Il congresso di Foligno
Dall’importante III Congresso nazionale sulla filiera delle carni di selvaggina selvatica, svoltosi di recente presso Palazzo Trinci a Foligno, su iniziativa della Società Italiana di ecopatologia della fauna, dell’Associazione Italiana veterinari igienisti e degli Istituti Zooprofilattici sperimentali, è scaturito un chiarissimo messaggio: la filiera deve essere incentivata, perché ha tutte le caratteristiche di qualità necessarie per esser valorizzata e perché il mercato potenziale per la carne di provenienza naturale è molto vasto e garantirebbe la sostenibilità economica dell’attività per tutti gli attori, dai cacciatori/operatori, agli intermediari e ai consumatori e ristoratori. La selvaggina è già presente nei menu di buona parte della ristorazione nostrana, ma sconta alcuni punti deboli da sanare, tra i quali la difficoltà di reperimento, derivante dalla scarsa consapevolezza del proprio ruolo dimostrata dal cacciatore medio italiano: nel senso dell’inconsapevolezza che diventare produttore primario di carne, tramite la formazione disposta dai regolamenti comunitari del settore, costituirebbe una valorizzazione indiscutibile del proprio profilo agli occhi della collettività, oltre a innescare un circolo virtuoso per l’economia delle filiere corte che oggi tanto vanno di moda. Nel caso in questione, però, si va ben oltre le mode.

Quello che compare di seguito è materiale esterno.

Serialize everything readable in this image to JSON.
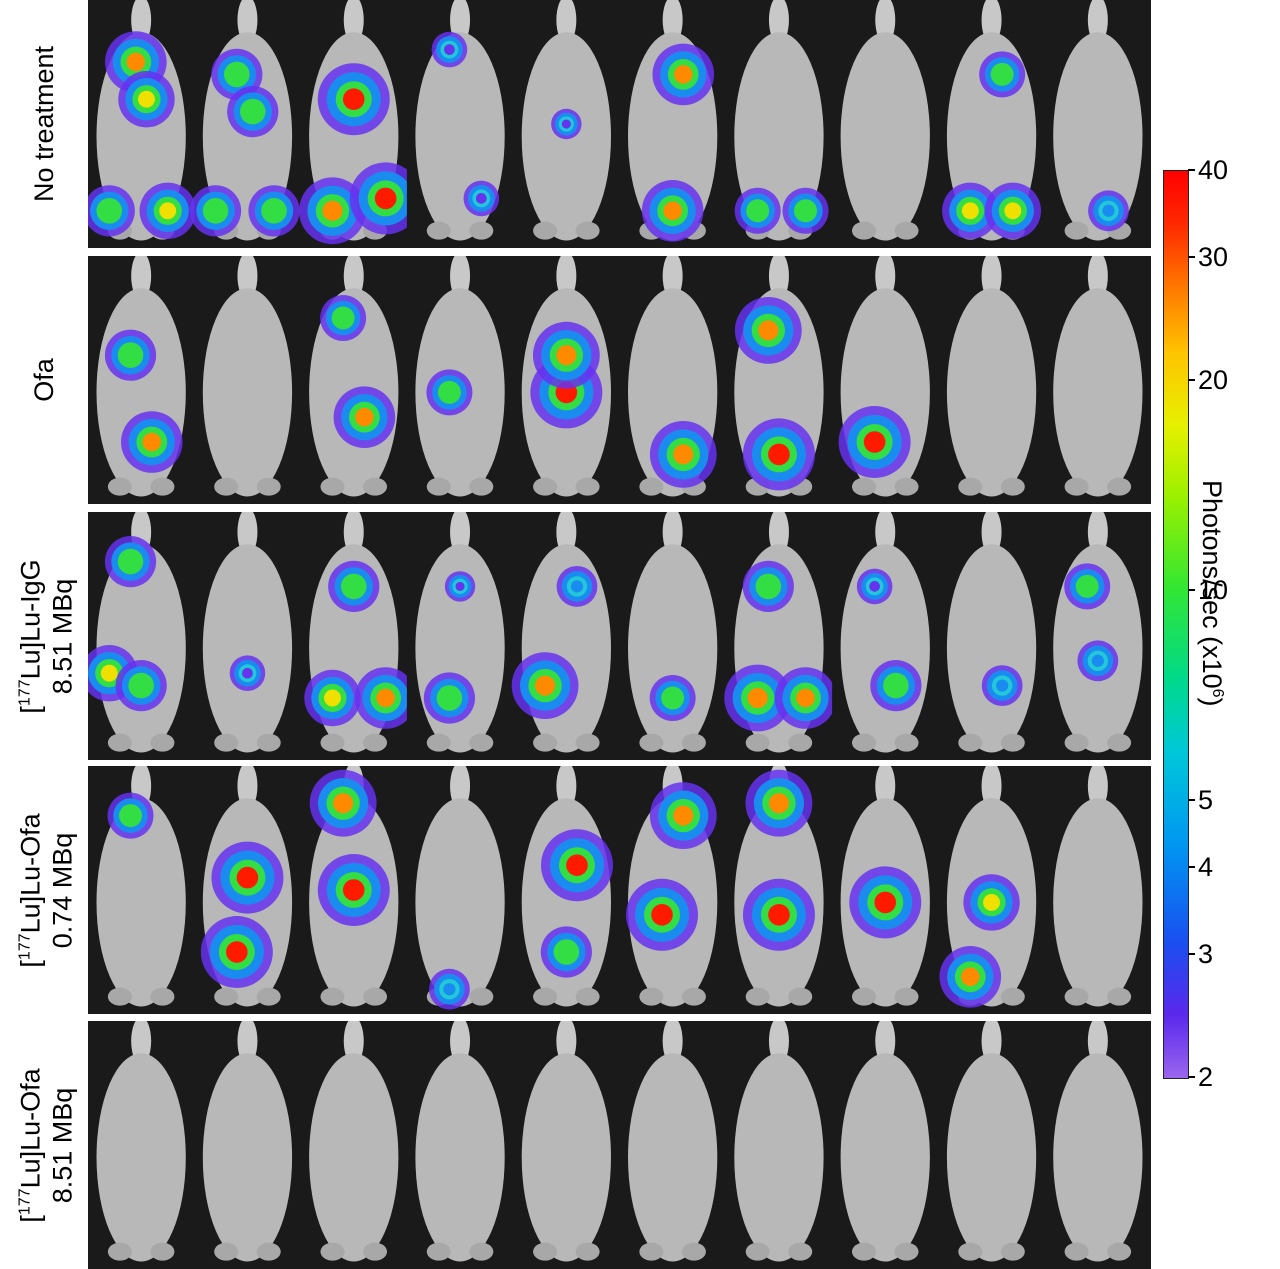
{
  "rows": [
    {
      "label_line1": "No treatment",
      "label_line2": ""
    },
    {
      "label_line1": "Ofa",
      "label_line2": ""
    },
    {
      "label_pre": "[",
      "label_sup": "177",
      "label_post": "Lu]Lu-IgG",
      "label_line2": "8.51 MBq"
    },
    {
      "label_pre": "[",
      "label_sup": "177",
      "label_post": "Lu]Lu-Ofa",
      "label_line2": "0.74 MBq"
    },
    {
      "label_pre": "[",
      "label_sup": "177",
      "label_post": "Lu]Lu-Ofa",
      "label_line2": "8.51 MBq"
    }
  ],
  "colorbar": {
    "title_main": "Photons/sec  (x10",
    "title_sup": "6",
    "title_end": ")",
    "ticks": [
      "40",
      "30",
      "20",
      "10",
      "5",
      "4",
      "3",
      "2"
    ],
    "scale": "log",
    "range": [
      2,
      40
    ]
  },
  "palette": {
    "background": "#1a1a1a",
    "mouse": "#b8b8b8",
    "signal_high": "#ff0000",
    "signal_mid": "#22dd33",
    "signal_low": "#6633ee"
  }
}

Piccola selvaggina stanziale
Le carni degli animali selvatici sono le più genuine, sane, digeribili, ricche in proteine e povere di grassi che circolino sul pianeta. Si parla sempre degli ungulati, ma non si dimentichino la piccola selvaggina stanziale e l’avifauna, per la quale vanno comunque tenute a mente le limitazioni alle specie commercializzabili come disposte dalla Direttiva 2009/147/CE. Non si tratta di ostacoli insormontabili, ma certamente il rispetto delle norme, in ogni caso importante ai fini della conservazione della risorsa rinnovabile costituita dalla fauna selvatica, è ancor più prevalente allorché ci sono di mezzo di mezzo l’igiene e la salubrità degli alimenti destinati al consumo umano. Contesto che esige l’emersione del mercato nero di queste carni, la cui esistenza non può essere negata né sottaciuta, affinché non si leggano poi notizie di intossicazioni di massa o peggio (come è già avvenuto). Oggi, nonostante la riconosciuta rilevanza di questa filiera, il cui sviluppo offrirebbe un mercato anche alla carne proveniente dalle attività di controllo faunistico (seppur ciò richieda degli adeguamenti alle norme vigenti), occorrerebbero però nuove figure, finora assenti sia dalla legge 157/92 che dalla legge 394/91, che ad esempio il Commissario straordinario alla PSA Vincenzo Caputo, individuerebbe nei “bioregolatori”: operatori faunistici, non solo e non necessariamente cacciatori, che si dedichino professionalmente al prelievo delle specie selvatiche richiedenti un controllo demografico o territoriale, a tutela della salute pubblica, delle colture e delle stesse biocenosi.
Emergenza peste suina
Il pensiero, oggi, va subito al cinghiale, vista l’emergenza PSA che si sta faticando a contrastare, ma ciò non esclude affatto altre specie di Ungulati e non soltanto quelli. Frattanto, le amministrazioni (Stato e Regioni innanzitutto) dovranno impegnarsi maggiormente in direzione di un coordinamento intersettoriale, perché non è ragionevole né sensato procedere a compartimenti stagni, allorché una buona gestione della fauna selvatica esige la cooperazione tra i diversi livelli e le differenti competenze necessarie. Insomma, le nuove sfide per un’alimentazione più sana e sostenibile, potranno transitare anche attraverso la caccia e la selvaggina, a patto che tutti i soggetti interessati, cacciatori in primis ma non solo loro, accettino la sfida con quel pizzico di entusiasmo e apertura mentale indispensabili nell’affrontare ogni nuova avventura. (Palumbus) (fonte: ANUUMigratoristi).